Louis Gallois est donc le nouveau co-président d’EADS. Cet homme a été choisi parce qu’il serait un « patron social ». Pour le prouver, il a accepté de n’être payé « que » 15 000 euros par mois, soit plus de 10 fois moins que Forgeard, mais 10 fois plus que nombre de salariés du secteur.
Et c’est sur eux, n’en doutons pas, que vont reposer les milliards d’euros d’économie prévus. Selon les sources, EADS prévoit de réaliser entre 10 et 23 milliards d’euros d’économie, tout en corrigeant la copie de l’A350, en vendant à perte les premiers exemplaires de l’A380, en augmentant le budget de développement de l’A380, et en rachetant les 20 % du capital détenu par BAE (Le Canard enchaîné, 16 août 2006).
Louis Gallois aura la même mission que ses prédécesseurs : assurer la rentabilité aux actionnaires, au détriment de nos salaires et conditions de travail. Pour ceux qui auraient encore des illusions au sujet de Louis Gallois, n’oublions pas qu’il était membre du cabinet de Chevènement, dans les années 80, et qu’a ce titre il a participé au démantèlement des bassins sidérurgiques et miniers de l’Est de la France.
Les salariés vont trinquer
Au service de la rentabilité capitaliste à court terme, les dirigeants d’Airbus et d’EADS naviguent à vue, et s’enfuient avec le magot au moindre éternuement de l’économie mondiale. Ils ont entraîné l’industrie aéronautique dans une série de difficultés techniques : mauvaise coordination, responsabilités mal définies, retard dans les livraisons d’avions, erreur de stratégie sur l’A350, etc. Mais le plus grave, c’est la casse de l’emploi et l’accroissement de la précarité et de la sous-traitance. Déjà, au sein même d’Airbus, toutes les embauches viennent d’être gelées.
Depuis la création du groupe EADS, plusieurs sites ont été fermés, comme par exemple Douarnenez et Salbris. Aujourd’hui, c’est la SOGERMA - dont les 1050 salariés ont assuré une maintenance de qualité sur les avions - qui est sacrifiée. Le groupe EADS a décidé de fermer ce site. Selon la CGT de la région Aquitaine, ce seront en tout 5 000 emplois, sur les 32 000 de la filière, qui seront menacés dans la région. Pour les dirigeants d’EADS, la SOGERMA n’est pas assez rentable, et ils n’ont que faire du sort des salariés, ni de la pérennité de la maintenance, pourtant cruciale en matière de sécurité aérienne.

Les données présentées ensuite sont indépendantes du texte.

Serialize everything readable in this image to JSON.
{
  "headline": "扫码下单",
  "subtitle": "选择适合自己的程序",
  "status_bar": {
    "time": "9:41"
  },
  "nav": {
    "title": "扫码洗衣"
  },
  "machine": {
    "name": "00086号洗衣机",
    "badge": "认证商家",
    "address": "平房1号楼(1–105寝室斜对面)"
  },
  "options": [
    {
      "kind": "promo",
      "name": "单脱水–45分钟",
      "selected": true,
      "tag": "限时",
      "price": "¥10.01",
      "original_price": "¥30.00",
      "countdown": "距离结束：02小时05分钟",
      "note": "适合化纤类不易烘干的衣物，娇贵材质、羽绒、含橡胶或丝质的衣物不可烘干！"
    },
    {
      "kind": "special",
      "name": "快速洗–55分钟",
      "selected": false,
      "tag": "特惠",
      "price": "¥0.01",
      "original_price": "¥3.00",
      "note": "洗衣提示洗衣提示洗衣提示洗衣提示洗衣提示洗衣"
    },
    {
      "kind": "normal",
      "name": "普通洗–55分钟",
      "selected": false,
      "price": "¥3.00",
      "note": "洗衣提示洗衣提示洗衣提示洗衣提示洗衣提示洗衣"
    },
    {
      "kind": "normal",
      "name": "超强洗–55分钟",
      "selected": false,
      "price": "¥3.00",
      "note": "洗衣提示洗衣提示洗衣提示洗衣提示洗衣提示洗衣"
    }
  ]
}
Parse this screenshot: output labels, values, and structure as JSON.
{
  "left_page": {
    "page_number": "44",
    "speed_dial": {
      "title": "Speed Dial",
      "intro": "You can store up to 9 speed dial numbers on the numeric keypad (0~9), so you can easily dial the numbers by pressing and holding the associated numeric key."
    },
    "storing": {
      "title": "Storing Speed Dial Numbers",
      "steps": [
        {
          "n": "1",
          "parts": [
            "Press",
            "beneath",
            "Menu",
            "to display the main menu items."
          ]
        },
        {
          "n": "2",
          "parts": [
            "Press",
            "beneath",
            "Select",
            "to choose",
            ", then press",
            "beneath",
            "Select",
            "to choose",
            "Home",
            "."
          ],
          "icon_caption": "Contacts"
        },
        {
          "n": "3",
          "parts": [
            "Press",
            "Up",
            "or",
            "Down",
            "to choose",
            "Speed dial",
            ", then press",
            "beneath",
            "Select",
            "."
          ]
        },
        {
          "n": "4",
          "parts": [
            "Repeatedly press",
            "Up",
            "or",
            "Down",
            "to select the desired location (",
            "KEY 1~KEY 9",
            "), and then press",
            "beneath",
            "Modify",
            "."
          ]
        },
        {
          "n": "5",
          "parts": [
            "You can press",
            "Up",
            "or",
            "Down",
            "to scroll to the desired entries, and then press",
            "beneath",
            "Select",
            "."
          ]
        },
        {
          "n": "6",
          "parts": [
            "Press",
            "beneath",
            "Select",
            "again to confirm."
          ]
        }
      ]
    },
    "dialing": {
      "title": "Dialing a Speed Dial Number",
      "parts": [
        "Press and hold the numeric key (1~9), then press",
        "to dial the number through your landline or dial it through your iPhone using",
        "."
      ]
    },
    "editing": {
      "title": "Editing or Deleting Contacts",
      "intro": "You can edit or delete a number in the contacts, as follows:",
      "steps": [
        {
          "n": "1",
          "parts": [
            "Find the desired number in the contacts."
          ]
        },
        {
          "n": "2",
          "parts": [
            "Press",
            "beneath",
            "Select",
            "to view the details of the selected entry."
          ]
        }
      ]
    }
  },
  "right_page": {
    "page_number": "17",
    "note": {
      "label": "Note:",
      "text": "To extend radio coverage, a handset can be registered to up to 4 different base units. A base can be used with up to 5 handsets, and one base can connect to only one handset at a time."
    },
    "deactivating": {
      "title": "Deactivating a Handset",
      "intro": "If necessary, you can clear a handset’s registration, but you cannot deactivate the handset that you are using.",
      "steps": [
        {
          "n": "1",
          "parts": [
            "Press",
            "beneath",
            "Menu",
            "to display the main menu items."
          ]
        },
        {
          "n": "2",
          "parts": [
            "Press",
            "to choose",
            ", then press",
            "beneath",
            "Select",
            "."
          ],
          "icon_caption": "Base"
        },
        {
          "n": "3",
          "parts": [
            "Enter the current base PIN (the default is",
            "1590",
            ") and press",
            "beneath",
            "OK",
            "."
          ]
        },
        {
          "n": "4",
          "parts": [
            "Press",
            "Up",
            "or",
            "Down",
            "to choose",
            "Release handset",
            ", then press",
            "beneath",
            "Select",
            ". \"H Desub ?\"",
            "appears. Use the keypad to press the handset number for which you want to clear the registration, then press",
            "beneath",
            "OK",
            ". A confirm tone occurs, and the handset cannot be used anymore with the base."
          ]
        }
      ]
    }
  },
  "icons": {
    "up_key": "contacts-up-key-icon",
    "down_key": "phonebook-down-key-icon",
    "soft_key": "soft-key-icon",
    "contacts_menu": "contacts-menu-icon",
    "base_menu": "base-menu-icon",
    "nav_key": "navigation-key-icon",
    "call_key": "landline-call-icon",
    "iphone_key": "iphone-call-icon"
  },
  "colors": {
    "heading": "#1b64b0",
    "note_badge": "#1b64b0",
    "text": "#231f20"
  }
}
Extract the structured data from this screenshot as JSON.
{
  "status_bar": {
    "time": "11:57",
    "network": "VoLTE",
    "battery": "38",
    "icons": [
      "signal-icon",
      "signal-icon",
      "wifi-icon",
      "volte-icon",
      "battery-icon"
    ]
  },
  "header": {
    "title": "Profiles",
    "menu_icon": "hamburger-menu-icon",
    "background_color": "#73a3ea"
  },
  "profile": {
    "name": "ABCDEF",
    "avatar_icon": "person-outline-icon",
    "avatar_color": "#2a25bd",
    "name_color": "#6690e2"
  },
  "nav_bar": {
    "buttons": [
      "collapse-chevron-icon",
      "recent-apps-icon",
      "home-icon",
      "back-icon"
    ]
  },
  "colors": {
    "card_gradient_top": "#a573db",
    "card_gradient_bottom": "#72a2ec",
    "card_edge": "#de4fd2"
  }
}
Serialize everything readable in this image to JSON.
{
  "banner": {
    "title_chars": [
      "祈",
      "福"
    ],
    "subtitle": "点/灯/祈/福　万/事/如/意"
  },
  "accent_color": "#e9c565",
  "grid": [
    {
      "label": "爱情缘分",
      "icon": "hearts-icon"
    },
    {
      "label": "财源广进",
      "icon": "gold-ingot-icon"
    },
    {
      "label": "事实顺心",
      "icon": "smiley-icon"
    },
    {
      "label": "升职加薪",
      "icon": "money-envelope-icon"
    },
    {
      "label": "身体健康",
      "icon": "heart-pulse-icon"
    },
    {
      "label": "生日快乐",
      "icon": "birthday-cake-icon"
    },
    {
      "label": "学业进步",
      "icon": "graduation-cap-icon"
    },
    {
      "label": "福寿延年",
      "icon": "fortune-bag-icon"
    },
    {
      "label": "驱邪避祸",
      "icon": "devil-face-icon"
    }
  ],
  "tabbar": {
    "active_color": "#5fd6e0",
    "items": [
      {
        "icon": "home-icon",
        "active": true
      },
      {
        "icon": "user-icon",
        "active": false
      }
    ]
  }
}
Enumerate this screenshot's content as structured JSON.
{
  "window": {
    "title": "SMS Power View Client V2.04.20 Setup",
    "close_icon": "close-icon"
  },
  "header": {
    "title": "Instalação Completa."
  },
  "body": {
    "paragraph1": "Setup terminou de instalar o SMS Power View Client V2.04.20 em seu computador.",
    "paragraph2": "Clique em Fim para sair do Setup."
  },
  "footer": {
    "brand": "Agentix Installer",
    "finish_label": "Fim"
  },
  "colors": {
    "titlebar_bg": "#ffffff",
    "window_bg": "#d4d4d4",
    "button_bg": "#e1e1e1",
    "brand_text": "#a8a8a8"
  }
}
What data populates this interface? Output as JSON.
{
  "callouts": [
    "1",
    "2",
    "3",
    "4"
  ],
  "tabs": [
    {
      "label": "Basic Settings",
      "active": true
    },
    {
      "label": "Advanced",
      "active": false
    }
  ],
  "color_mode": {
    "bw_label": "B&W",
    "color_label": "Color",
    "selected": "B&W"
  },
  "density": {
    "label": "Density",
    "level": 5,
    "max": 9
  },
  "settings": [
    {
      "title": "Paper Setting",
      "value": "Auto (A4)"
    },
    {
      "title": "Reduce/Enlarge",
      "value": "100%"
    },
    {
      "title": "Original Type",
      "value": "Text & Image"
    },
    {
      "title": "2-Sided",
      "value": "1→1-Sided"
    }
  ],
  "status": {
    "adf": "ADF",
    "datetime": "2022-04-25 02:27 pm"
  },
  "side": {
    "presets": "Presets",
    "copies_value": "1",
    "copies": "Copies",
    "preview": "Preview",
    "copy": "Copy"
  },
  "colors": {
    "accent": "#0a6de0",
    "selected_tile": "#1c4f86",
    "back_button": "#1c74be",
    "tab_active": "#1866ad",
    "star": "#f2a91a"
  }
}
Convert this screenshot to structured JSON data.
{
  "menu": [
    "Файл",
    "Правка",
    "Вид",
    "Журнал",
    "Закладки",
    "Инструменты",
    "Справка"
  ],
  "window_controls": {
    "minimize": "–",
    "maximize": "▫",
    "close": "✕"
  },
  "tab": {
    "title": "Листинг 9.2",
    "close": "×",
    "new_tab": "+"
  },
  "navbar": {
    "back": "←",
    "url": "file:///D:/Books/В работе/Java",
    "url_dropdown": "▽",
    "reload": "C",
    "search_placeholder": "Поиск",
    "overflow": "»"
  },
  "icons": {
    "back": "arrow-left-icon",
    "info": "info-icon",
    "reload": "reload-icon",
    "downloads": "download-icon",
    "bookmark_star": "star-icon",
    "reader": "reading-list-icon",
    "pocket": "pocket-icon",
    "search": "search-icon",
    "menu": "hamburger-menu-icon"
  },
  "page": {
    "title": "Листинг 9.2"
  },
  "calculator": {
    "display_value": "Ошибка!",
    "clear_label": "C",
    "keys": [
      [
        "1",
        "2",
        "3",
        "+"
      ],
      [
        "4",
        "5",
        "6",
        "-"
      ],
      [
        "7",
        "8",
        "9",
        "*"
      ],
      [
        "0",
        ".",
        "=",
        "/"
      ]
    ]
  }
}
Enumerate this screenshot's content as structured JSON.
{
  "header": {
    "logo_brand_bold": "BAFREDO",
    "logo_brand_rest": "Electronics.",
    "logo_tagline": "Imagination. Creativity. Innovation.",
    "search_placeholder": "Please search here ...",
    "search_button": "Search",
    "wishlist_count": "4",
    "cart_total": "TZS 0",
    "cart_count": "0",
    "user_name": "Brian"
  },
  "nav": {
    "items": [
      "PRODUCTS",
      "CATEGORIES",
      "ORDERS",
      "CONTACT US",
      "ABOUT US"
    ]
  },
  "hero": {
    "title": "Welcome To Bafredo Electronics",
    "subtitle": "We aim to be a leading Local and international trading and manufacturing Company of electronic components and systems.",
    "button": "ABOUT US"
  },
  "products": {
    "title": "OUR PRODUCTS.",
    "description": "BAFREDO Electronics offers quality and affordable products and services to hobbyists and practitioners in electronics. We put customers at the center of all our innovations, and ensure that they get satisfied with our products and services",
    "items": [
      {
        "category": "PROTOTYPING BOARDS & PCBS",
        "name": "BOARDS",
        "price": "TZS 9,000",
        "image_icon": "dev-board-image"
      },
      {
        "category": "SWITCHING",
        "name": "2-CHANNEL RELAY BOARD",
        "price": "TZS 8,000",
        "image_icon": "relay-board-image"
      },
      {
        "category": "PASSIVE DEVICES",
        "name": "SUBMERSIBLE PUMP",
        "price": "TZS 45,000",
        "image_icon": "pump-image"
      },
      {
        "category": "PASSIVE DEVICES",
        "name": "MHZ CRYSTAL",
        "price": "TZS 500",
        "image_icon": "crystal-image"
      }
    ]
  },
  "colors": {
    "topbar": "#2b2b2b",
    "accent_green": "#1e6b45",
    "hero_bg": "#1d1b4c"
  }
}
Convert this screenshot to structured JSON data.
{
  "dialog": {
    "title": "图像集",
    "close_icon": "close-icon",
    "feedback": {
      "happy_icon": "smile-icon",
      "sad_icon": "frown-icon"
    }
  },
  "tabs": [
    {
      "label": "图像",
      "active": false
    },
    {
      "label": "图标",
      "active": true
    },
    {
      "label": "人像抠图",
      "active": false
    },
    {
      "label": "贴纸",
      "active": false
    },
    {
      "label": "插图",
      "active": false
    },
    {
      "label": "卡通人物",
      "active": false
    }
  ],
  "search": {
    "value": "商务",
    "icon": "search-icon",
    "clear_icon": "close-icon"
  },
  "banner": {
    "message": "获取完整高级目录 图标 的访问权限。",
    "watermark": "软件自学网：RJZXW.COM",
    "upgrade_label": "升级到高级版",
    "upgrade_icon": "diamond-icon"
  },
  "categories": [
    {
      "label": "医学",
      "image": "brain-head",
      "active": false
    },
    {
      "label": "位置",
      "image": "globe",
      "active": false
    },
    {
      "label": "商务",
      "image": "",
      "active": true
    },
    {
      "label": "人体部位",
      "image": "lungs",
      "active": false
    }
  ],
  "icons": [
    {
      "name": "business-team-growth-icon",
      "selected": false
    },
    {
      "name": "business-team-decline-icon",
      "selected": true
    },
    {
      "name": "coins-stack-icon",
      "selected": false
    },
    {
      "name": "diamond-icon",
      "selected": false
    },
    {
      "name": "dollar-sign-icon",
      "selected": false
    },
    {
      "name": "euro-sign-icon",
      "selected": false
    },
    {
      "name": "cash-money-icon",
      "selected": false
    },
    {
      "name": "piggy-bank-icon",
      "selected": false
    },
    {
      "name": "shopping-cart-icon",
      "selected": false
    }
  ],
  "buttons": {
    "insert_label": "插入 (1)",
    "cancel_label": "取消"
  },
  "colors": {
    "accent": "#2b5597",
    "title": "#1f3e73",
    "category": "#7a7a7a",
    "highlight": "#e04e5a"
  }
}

Il ne fait aucun doute que la caste parasitaire qui dirige EADS compte faire payer l’addition à tous les salariés du secteur aéronautique des régions Aquitaine et Midi-Pyrénées, à commencer par les plus précaires, comme ceux de la sous-traitance, considérés cyniquement par les dirigeants d’EADS comme des « fusibles ». L’agglomération toulousaine risque d’être durement touchée. Selon La Dépêche du Midi, il y a 88 000 personnes - 16 000 employées par Airbus et 72 000 sous-traitants - qui travaillent pour l’aéronautique dans la région toulousaine.
Tels sont les résultats de la course au profit. Pour sortir de cette impasse, l’ensemble de l’activité aéronautique devrait être re-nationalisée. Et à la différence de la précédente nationalisation, l’industrie devrait être placée sous le contrôle démocratique de l’ensemble des salariés du secteur, qui sont les vrais producteurs de richesses.